A screenshot of a paper published on The Lancet by a research team led by Chen Wei, an academician with the Chinese Academy of Engineering and a researcher at the Institute of Military Medicine under the Academy of Military Sciences.
Students from the Huaguoyuan Third Primary School in Nanming district of Guiyang, Southwest China’s Guizhou Province, enter the campus in an orderly manner, May 25. Photo by Zhao Song/People’s Daily Online
The Lancet, a world leading medical journal, on May 22 published the latest research results of a team led by Chen Wei, an academician with the Chinese Academy of Engineering and a researcher at the Institute of Military Medicine under the Academy of Military Sciences, saying China’s COVID-19 vaccine trial, the first such vaccine to undergo phase 1 clinical trial, has been found to be well-tolerated and able to generate an immune response against the virus in humans at 28 days post-vaccination.
Chen and her team began COVID-19 vaccine research immediately after China shared the genetic sequence of the virus to the World Health Organization. She said the phase 1 clinical trial “demonstrated that a single dose of the new adenovirus type 5 vectored COVID-19 (Ad5-nCoV) vaccine produces virus-specific antibodies and T cells in 14 days, making it a potential candidate for further investigation,” calling the achievement an important milestone.
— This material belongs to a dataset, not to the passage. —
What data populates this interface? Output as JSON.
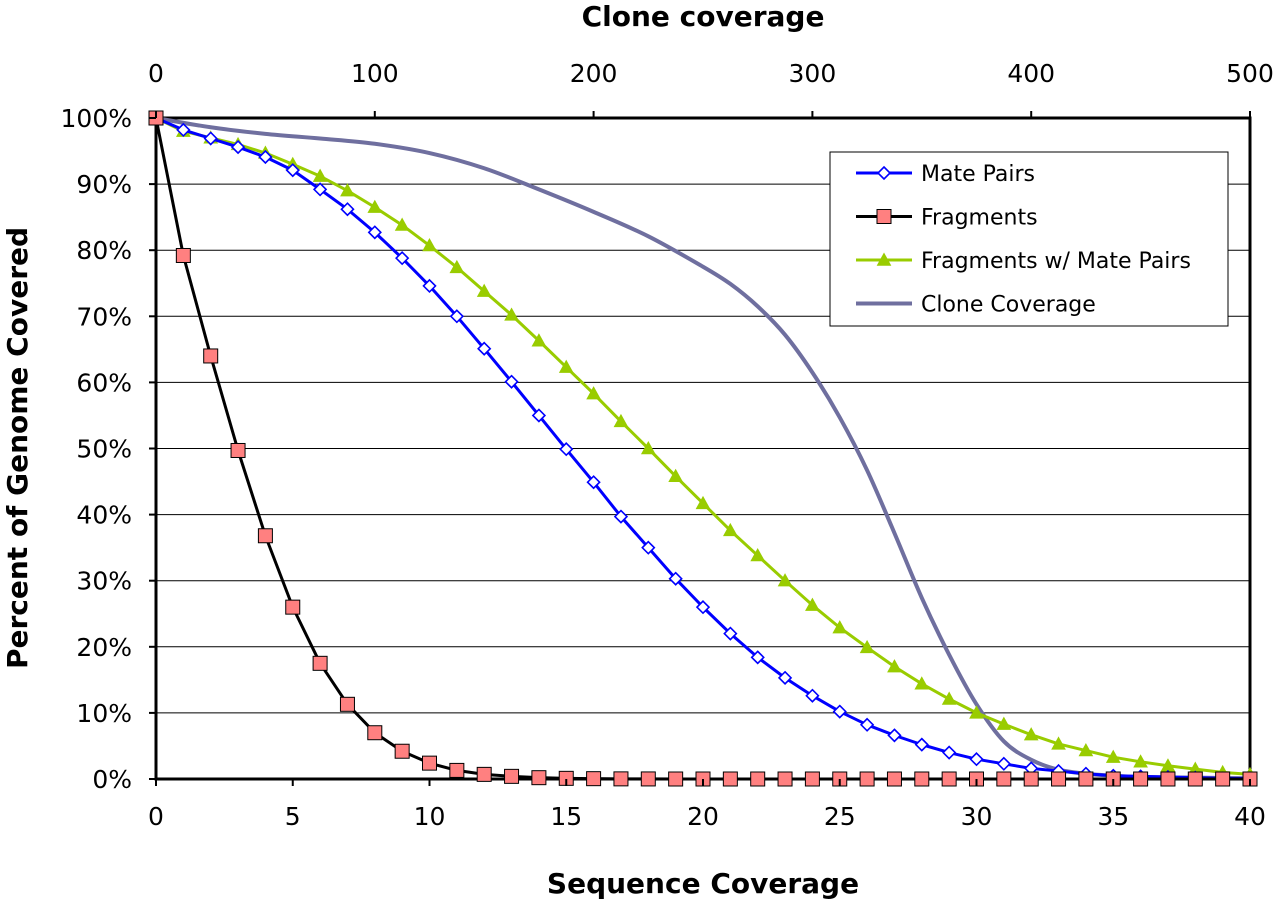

The new progress, the first COVID-19 vaccine human trial in the world, is exciting although another six months are still needed to further test whether the immune response it elicits effectively protects humans from the virus.
The development of an effective vaccine is seen as a long-term solution to controlling the COVID-19 pandemic. Currently, there are more than 100 candidate COVID-19 vaccines in development worldwide.
Chen is also a member of the 13th National Committee of the Chinese People’s Political Consultative Conference (CPPCC). What she proposed to the ongoing annual session of the political advisory body this year in Beijing is also about the pandemic – to build a national biosafety science and industry innovation center.
“Decades of research, especially the frontline experience I gained in Wuhan, drove me to make concrete innovations in biosafety, something that can be popularized quickly to benefit the people,” she said.
Chen is not fighting alone. Zhao Chenxin, deputy secretary general of China’s National Development and Reform Commission (NDRC), the country’s top economic planner, also announced on a May 24 press conference that China has already been improving the investment structure of the central budget, focusing on five major tasks such as enhancing the testing capability for major infectious diseases and building emergency response capacity, to better protect people’s lives and health, as well as the security of the country.
The NDRC will move faster to upgrade facilities and equipment of disease prevention and control institutions, and ensure that every provincial-level region in China will have a biosafety level-3 (P3) laboratory and every prefecture-level city will have a P2 lab, Zhao noted, adding that the move will significantly improve the country’s rapid testing and response capabilities for major epidemics.
According to the official, the five major tasks also include stockpiling emergency supplies which are used to meet the demand of local hospitals at ordinary times and to be allocated by the central government when emergency happens.
The NDRC also stressed that emergency response should be taken into full consideration in the construction of new major venues or other public facilities, so that these buildings can be quickly shifted into shelters for patients with mild symptoms in sudden outbreaks of epidemics.